Biden looks for a big win in South Carolina’s Democratic primary after pushing for state to go first(Part-1)

Columbia, SC — President Joe Biden hopes to win South Carolina's Democratic primary on Saturday to validate a new lineup he championed to empower Black voters who revived his 2020 campaign.

Biden outperforms Minnesota Rep. Dean Phillips and self-help author Marianne Williamson. However, the long and often difficult process that saw the Democratic National Committee formally swap Iowa with South Carolina in its presidential primary schedule makes it notable.

Biden proposed a schedule starting in South Carolina to involve more voters of color in the Democratic presidential nomination. Republicans rule the state, yet 26% are Black.

“South Carolina, you are the first primary in the nation and President Biden and I are counting on you,” Harris said Friday at historically Black South Carolina State in Orangeburg, after the president and first wife Jill Biden had previously campaigned there.  a large 2020 general election survey, found that 9 in 10 Black voters favored Biden.

Biden wanted South Carolina to start, then Nevada three days later. The huge and varied swing state of Michigan's Democratic primary is moved to Feb. 27 before Super Tuesday on March 5. After losing in Iowa, New Hampshire, and Nevada, Biden won the 2020 Democratic primary in South Carolina.

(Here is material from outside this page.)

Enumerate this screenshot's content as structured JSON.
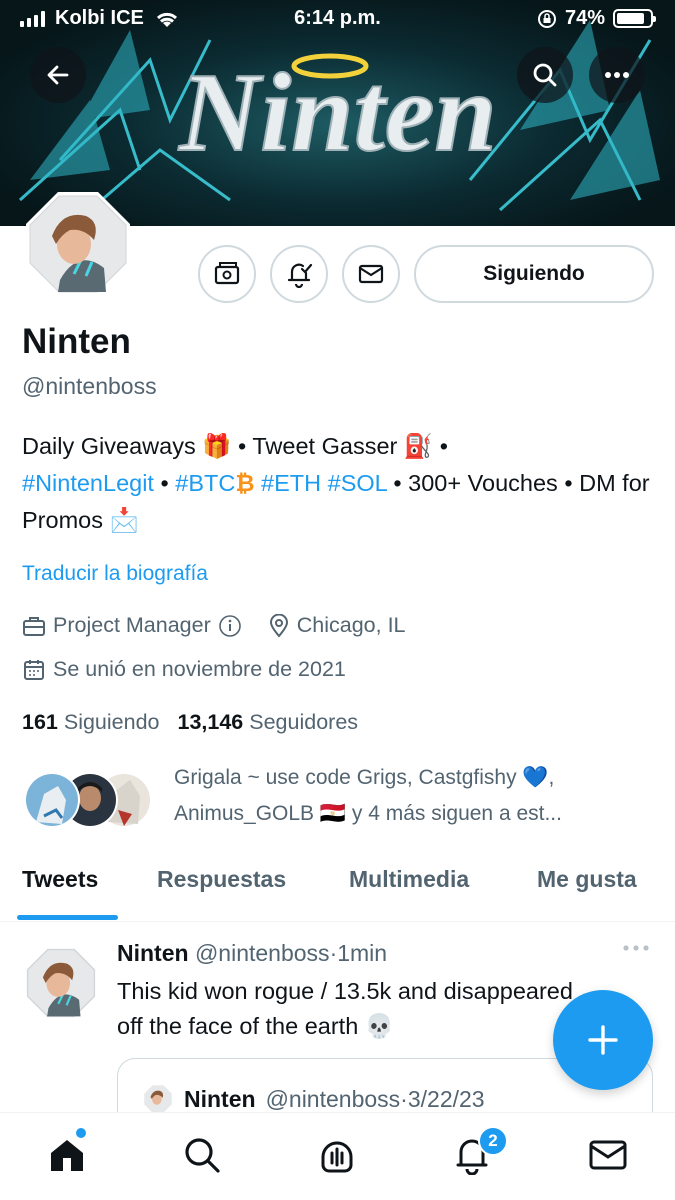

After serving as second to Barack Obama, many Black Democrats in South Carolina still support Biden. Jim Clyburn, the state's senior Democrat and one of Congress' most important Black leaders, remains a Biden buddy.

At the Democratic Party of South Carolina's “First-in-the-Nation” celebratory luncheon last weekend, Biden remarked, “I wouldn't be here without the Democratic voters of South Carolina, and that's a fact “You made me president.” The DNC spent six figures on state and Nevada ads to promote Black and Latino voter excitement for the president. Nevada has 30% Latinos.

Black voters contacted during the early voting period cited Biden's advocacy of abortion rights and appointment of Black jurists and other minorities to federal courts as reasons for supporting him. Some repeated Biden's worries that former President Donald Trump, the Republican frontrunner, would imperil democracy by claiming the 2020 vote was stolen.